Il Brasile torna in piazza oggi per chiedere la cacciata di Michel Temer, il presidente «de facto» che ha disarcionato Dilma Rousseff con un impeachment per un’accusa di corruzione mai provata. Ora, invece, i parlamentari di opposizione hanno chiesto ufficialmente che a essere messo sotto impeachment sia lui.

Temer è indagato dal giudice del Tribunale Supremo Federale (Tsf), Edson Fachin, nell’ambito dell’inchiesta Lava Jato, la «mani pulite» brasiliane. È accusato di aver autorizzato il pagamento di 2 milioni di reales (637.000 dólares) per comprare il silenzio dell’ex presidente della Camera, Eduardo Cunha, ora in carcere. In ballo, la corruzione dell’impresa Petrobras, che coinvolge il sistema politico brasiliano. Temer si proclama innocente e chiede l’annullamento dell’indagine.

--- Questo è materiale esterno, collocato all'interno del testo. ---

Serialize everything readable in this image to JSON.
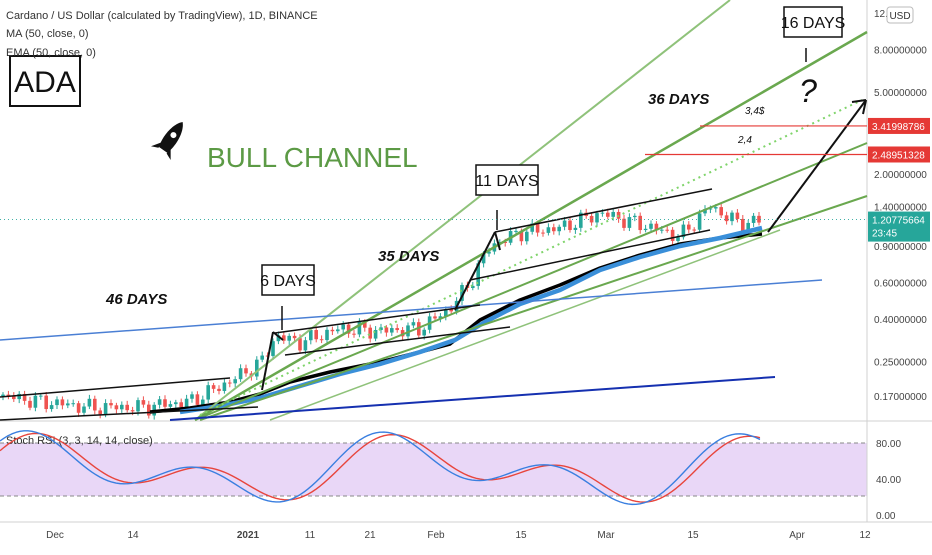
{
  "header": {
    "symbol_line": "Cardano / US Dollar (calculated by TradingView), 1D, BINANCE",
    "ma_line": "MA (50, close, 0)",
    "ema_line": "EMA (50, close, 0)"
  },
  "currency_button": "USD",
  "annotations": {
    "ticker": "ADA",
    "bull_channel": "BULL CHANNEL",
    "days_46": "46 DAYS",
    "days_6": "6 DAYS",
    "days_35": "35 DAYS",
    "days_11": "11 DAYS",
    "days_36": "36 DAYS",
    "days_16": "16 DAYS",
    "question": "?",
    "level_345": "3,4$",
    "level_24": "2,4"
  },
  "colors": {
    "up_candle": "#26a69a",
    "down_candle": "#ef5350",
    "ma_line": "#000000",
    "ema_line": "#3a8fd9",
    "channel_green": "#6aa84f",
    "red_level": "#e53935",
    "stoch_band": "#e9d7f7",
    "stoch_k": "#3a7fe0",
    "stoch_d": "#e8453c"
  },
  "price_axis": {
    "scale": "log",
    "ticks": [
      "12.0",
      "8.00000000",
      "5.00000000",
      "2.00000000",
      "1.40000000",
      "0.90000000",
      "0.60000000",
      "0.40000000",
      "0.25000000",
      "0.17000000"
    ],
    "tick_values": [
      12,
      8,
      5,
      2,
      1.4,
      0.9,
      0.6,
      0.4,
      0.25,
      0.17
    ],
    "levels": [
      {
        "label": "3.41998786",
        "value": 3.42
      },
      {
        "label": "2.48951328",
        "value": 2.49
      }
    ],
    "current": {
      "label": "1.20775664",
      "countdown": "23:45",
      "value": 1.2078
    }
  },
  "stoch_axis": {
    "ticks": [
      "80.00",
      "40.00",
      "0.00"
    ],
    "values": [
      80,
      40,
      0
    ]
  },
  "time_axis": [
    "Dec",
    "14",
    "2021",
    "11",
    "21",
    "Feb",
    "15",
    "Mar",
    "15",
    "Apr",
    "12"
  ],
  "chart_data": {
    "type": "line",
    "title": "Cardano / US Dollar (calculated by TradingView), 1D, BINANCE",
    "yscale": "log",
    "ylim": [
      0.13,
      12
    ],
    "series": [
      {
        "name": "MA (50, close, 0)",
        "x": [
          "Dec",
          "14",
          "2021",
          "11",
          "21",
          "Feb",
          "15",
          "Mar",
          "15"
        ],
        "values": [
          0.14,
          0.15,
          0.17,
          0.22,
          0.27,
          0.34,
          0.6,
          0.85,
          1.02
        ]
      },
      {
        "name": "EMA (50, close, 0)",
        "x": [
          "Dec",
          "14",
          "2021",
          "11",
          "21",
          "Feb",
          "15",
          "Mar",
          "15"
        ],
        "values": [
          0.14,
          0.155,
          0.18,
          0.24,
          0.29,
          0.36,
          0.58,
          0.82,
          1.05
        ]
      }
    ],
    "levels": [
      3.42,
      2.49,
      1.2078
    ],
    "stoch_rsi": {
      "title": "Stoch RSI (3, 3, 14, 14, close)",
      "ylim": [
        0,
        100
      ],
      "bands": [
        20,
        80
      ]
    }
  }
}
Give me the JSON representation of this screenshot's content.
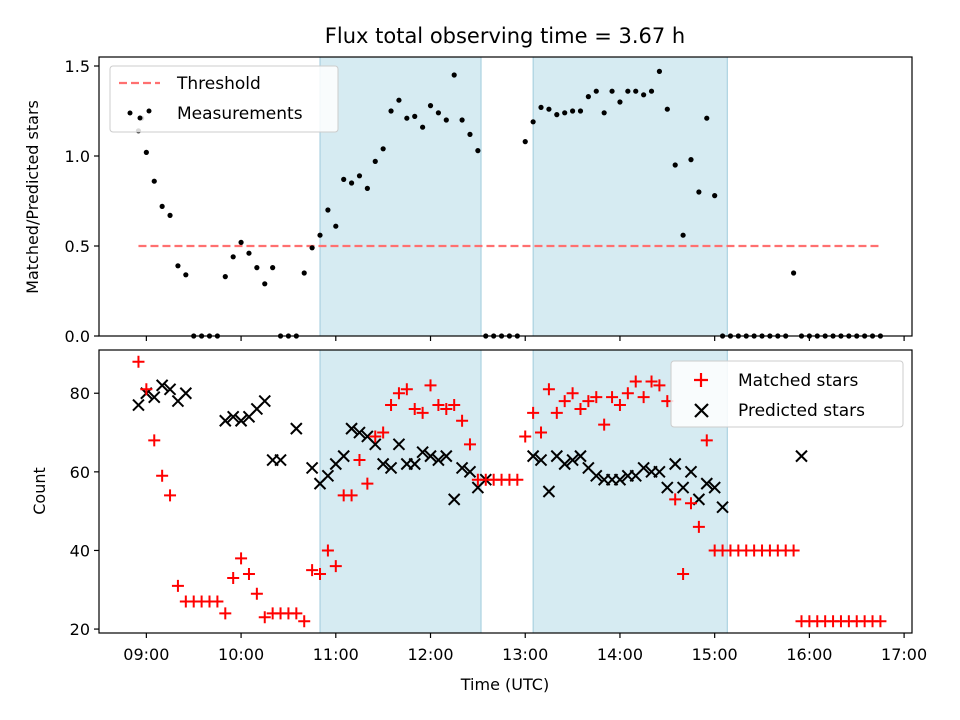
{
  "chart_data": [
    {
      "type": "scatter",
      "title": "Flux total observing time = 3.67 h",
      "ylabel": "Matched/Predicted stars",
      "xlabel": "",
      "xlim": [
        "08:30",
        "17:05"
      ],
      "ylim": [
        0,
        1.55
      ],
      "yticks": [
        "0.0",
        "0.5",
        "1.0",
        "1.5"
      ],
      "shaded_intervals": [
        [
          "10:50",
          "12:32"
        ],
        [
          "13:05",
          "15:08"
        ]
      ],
      "threshold": {
        "name": "Threshold",
        "value": 0.5,
        "x_range": [
          "08:55",
          "16:45"
        ],
        "color": "#ff7070",
        "style": "dashed"
      },
      "legend": {
        "position": "top-left",
        "entries": [
          "Threshold",
          "Measurements"
        ]
      },
      "series": [
        {
          "name": "Measurements",
          "color": "#000000",
          "marker": "dot",
          "x": [
            "08:55",
            "08:57",
            "09:00",
            "09:05",
            "09:10",
            "09:15",
            "09:20",
            "09:25",
            "09:30",
            "09:35",
            "09:40",
            "09:45",
            "09:50",
            "09:55",
            "10:00",
            "10:05",
            "10:10",
            "10:15",
            "10:20",
            "10:25",
            "10:30",
            "10:35",
            "10:40",
            "10:45",
            "10:50",
            "10:55",
            "11:00",
            "11:05",
            "11:10",
            "11:15",
            "11:20",
            "11:25",
            "11:30",
            "11:35",
            "11:40",
            "11:45",
            "11:50",
            "11:55",
            "12:00",
            "12:05",
            "12:10",
            "12:15",
            "12:20",
            "12:25",
            "12:30",
            "12:35",
            "12:40",
            "12:45",
            "12:50",
            "12:55",
            "13:00",
            "13:05",
            "13:10",
            "13:15",
            "13:20",
            "13:25",
            "13:30",
            "13:35",
            "13:40",
            "13:45",
            "13:50",
            "13:55",
            "14:00",
            "14:05",
            "14:10",
            "14:15",
            "14:20",
            "14:25",
            "14:30",
            "14:35",
            "14:40",
            "14:45",
            "14:50",
            "14:55",
            "15:00",
            "15:05",
            "15:10",
            "15:15",
            "15:20",
            "15:25",
            "15:30",
            "15:35",
            "15:40",
            "15:45",
            "15:50",
            "15:55",
            "16:00",
            "16:05",
            "16:10",
            "16:15",
            "16:20",
            "16:25",
            "16:30",
            "16:35",
            "16:40",
            "16:45"
          ],
          "y": [
            1.14,
            1.21,
            1.02,
            0.86,
            0.72,
            0.67,
            0.39,
            0.34,
            0,
            0,
            0,
            0,
            0.33,
            0.44,
            0.52,
            0.46,
            0.38,
            0.29,
            0.38,
            0,
            0,
            0,
            0.35,
            0.49,
            0.56,
            0.7,
            0.61,
            0.87,
            0.85,
            0.89,
            0.82,
            0.97,
            1.04,
            1.25,
            1.31,
            1.21,
            1.22,
            1.16,
            1.28,
            1.24,
            1.2,
            1.45,
            1.2,
            1.12,
            1.03,
            0,
            0,
            0,
            0,
            0,
            1.08,
            1.19,
            1.27,
            1.26,
            1.23,
            1.24,
            1.25,
            1.25,
            1.33,
            1.36,
            1.24,
            1.36,
            1.3,
            1.36,
            1.36,
            1.34,
            1.36,
            1.47,
            1.26,
            0.95,
            0.56,
            0.98,
            0.8,
            1.21,
            0.78,
            0,
            0,
            0,
            0,
            0,
            0,
            0,
            0,
            0,
            0.35,
            0,
            0,
            0,
            0,
            0,
            0,
            0,
            0,
            0,
            0,
            0
          ]
        }
      ]
    },
    {
      "type": "scatter",
      "title": "",
      "ylabel": "Count",
      "xlabel": "Time (UTC)",
      "xlim": [
        "08:30",
        "17:05"
      ],
      "ylim": [
        19,
        91
      ],
      "yticks": [
        20,
        40,
        60,
        80
      ],
      "xticks": [
        "09:00",
        "10:00",
        "11:00",
        "12:00",
        "13:00",
        "14:00",
        "15:00",
        "16:00",
        "17:00"
      ],
      "shaded_intervals": [
        [
          "10:50",
          "12:32"
        ],
        [
          "13:05",
          "15:08"
        ]
      ],
      "legend": {
        "position": "top-right",
        "entries": [
          "Matched stars",
          "Predicted stars"
        ]
      },
      "series": [
        {
          "name": "Matched stars",
          "color": "#ff0000",
          "marker": "plus",
          "x": [
            "08:55",
            "09:00",
            "09:05",
            "09:10",
            "09:15",
            "09:20",
            "09:25",
            "09:30",
            "09:35",
            "09:40",
            "09:45",
            "09:50",
            "09:55",
            "10:00",
            "10:05",
            "10:10",
            "10:15",
            "10:20",
            "10:25",
            "10:30",
            "10:35",
            "10:40",
            "10:45",
            "10:50",
            "10:55",
            "11:00",
            "11:05",
            "11:10",
            "11:15",
            "11:20",
            "11:25",
            "11:30",
            "11:35",
            "11:40",
            "11:45",
            "11:50",
            "11:55",
            "12:00",
            "12:05",
            "12:10",
            "12:15",
            "12:20",
            "12:25",
            "12:30",
            "12:35",
            "12:40",
            "12:45",
            "12:50",
            "12:55",
            "13:00",
            "13:05",
            "13:10",
            "13:15",
            "13:20",
            "13:25",
            "13:30",
            "13:35",
            "13:40",
            "13:45",
            "13:50",
            "13:55",
            "14:00",
            "14:05",
            "14:10",
            "14:15",
            "14:20",
            "14:25",
            "14:30",
            "14:35",
            "14:40",
            "14:45",
            "14:50",
            "14:55",
            "15:00",
            "15:05",
            "15:10",
            "15:15",
            "15:20",
            "15:25",
            "15:30",
            "15:35",
            "15:40",
            "15:45",
            "15:50",
            "15:55",
            "16:00",
            "16:05",
            "16:10",
            "16:15",
            "16:20",
            "16:25",
            "16:30",
            "16:35",
            "16:40",
            "16:45"
          ],
          "y": [
            88,
            81,
            68,
            59,
            54,
            31,
            27,
            27,
            27,
            27,
            27,
            24,
            33,
            38,
            34,
            29,
            23,
            24,
            24,
            24,
            24,
            22,
            35,
            34,
            40,
            36,
            54,
            54,
            63,
            57,
            69,
            70,
            77,
            80,
            81,
            76,
            75,
            82,
            77,
            76,
            77,
            73,
            67,
            58,
            58,
            58,
            58,
            58,
            58,
            69,
            75,
            70,
            81,
            75,
            78,
            80,
            76,
            78,
            79,
            72,
            79,
            77,
            80,
            83,
            79,
            83,
            82,
            78,
            53,
            34,
            52,
            46,
            68,
            40,
            40,
            40,
            40,
            40,
            40,
            40,
            40,
            40,
            40,
            40,
            22,
            22,
            22,
            22,
            22,
            22,
            22,
            22,
            22,
            22,
            22
          ]
        },
        {
          "name": "Predicted stars",
          "color": "#000000",
          "marker": "x",
          "x": [
            "08:55",
            "09:00",
            "09:05",
            "09:10",
            "09:15",
            "09:20",
            "09:25",
            "09:50",
            "09:55",
            "10:00",
            "10:05",
            "10:10",
            "10:15",
            "10:20",
            "10:25",
            "10:35",
            "10:45",
            "10:50",
            "10:55",
            "11:00",
            "11:05",
            "11:10",
            "11:15",
            "11:20",
            "11:25",
            "11:30",
            "11:35",
            "11:40",
            "11:45",
            "11:50",
            "11:55",
            "12:00",
            "12:05",
            "12:10",
            "12:15",
            "12:20",
            "12:25",
            "12:30",
            "12:35",
            "13:05",
            "13:10",
            "13:15",
            "13:20",
            "13:25",
            "13:30",
            "13:35",
            "13:40",
            "13:45",
            "13:50",
            "13:55",
            "14:00",
            "14:05",
            "14:10",
            "14:15",
            "14:20",
            "14:25",
            "14:30",
            "14:35",
            "14:40",
            "14:45",
            "14:50",
            "14:55",
            "15:00",
            "15:05",
            "15:55"
          ],
          "y": [
            77,
            80,
            79,
            82,
            81,
            78,
            80,
            73,
            74,
            73,
            74,
            76,
            78,
            63,
            63,
            71,
            61,
            57,
            59,
            62,
            64,
            71,
            70,
            69,
            67,
            62,
            61,
            67,
            62,
            62,
            65,
            64,
            63,
            64,
            53,
            61,
            60,
            56,
            58,
            64,
            63,
            55,
            64,
            62,
            63,
            64,
            61,
            59,
            58,
            58,
            58,
            59,
            59,
            61,
            60,
            60,
            56,
            62,
            56,
            60,
            53,
            57,
            56,
            51,
            64
          ]
        }
      ]
    }
  ]
}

Dopo lo scoop di O Globo che ha diffuso l’audio incriminato, sono iniziate le manifestazioni. Quella di oggi, fissata da sindacati e movimenti contro la riforma di lavoro e pensioni voluta da Temer, si riassume nella parola d’ordine delle elezioni anticipate e dirette. In caso di impeachment, le destre chiedono invece elezioni indirette, per far votare il candidato da deputati e senatori.

Tutto sembra indicare che i grandi poteri internazionali vogliano disfarsi del loro uomo di paglia: un personaggio di transizione, in attesa di trovare il cavallo vincente. È già accaduto così nei precedenti «golpe istituzionali» voluti dagli Usa in America latina: in Honduras, dove a Micheletti è succeduto Porfirio Lobo con elezioni regolari e anche in Paraguay dopo l’impeachment a Lugo.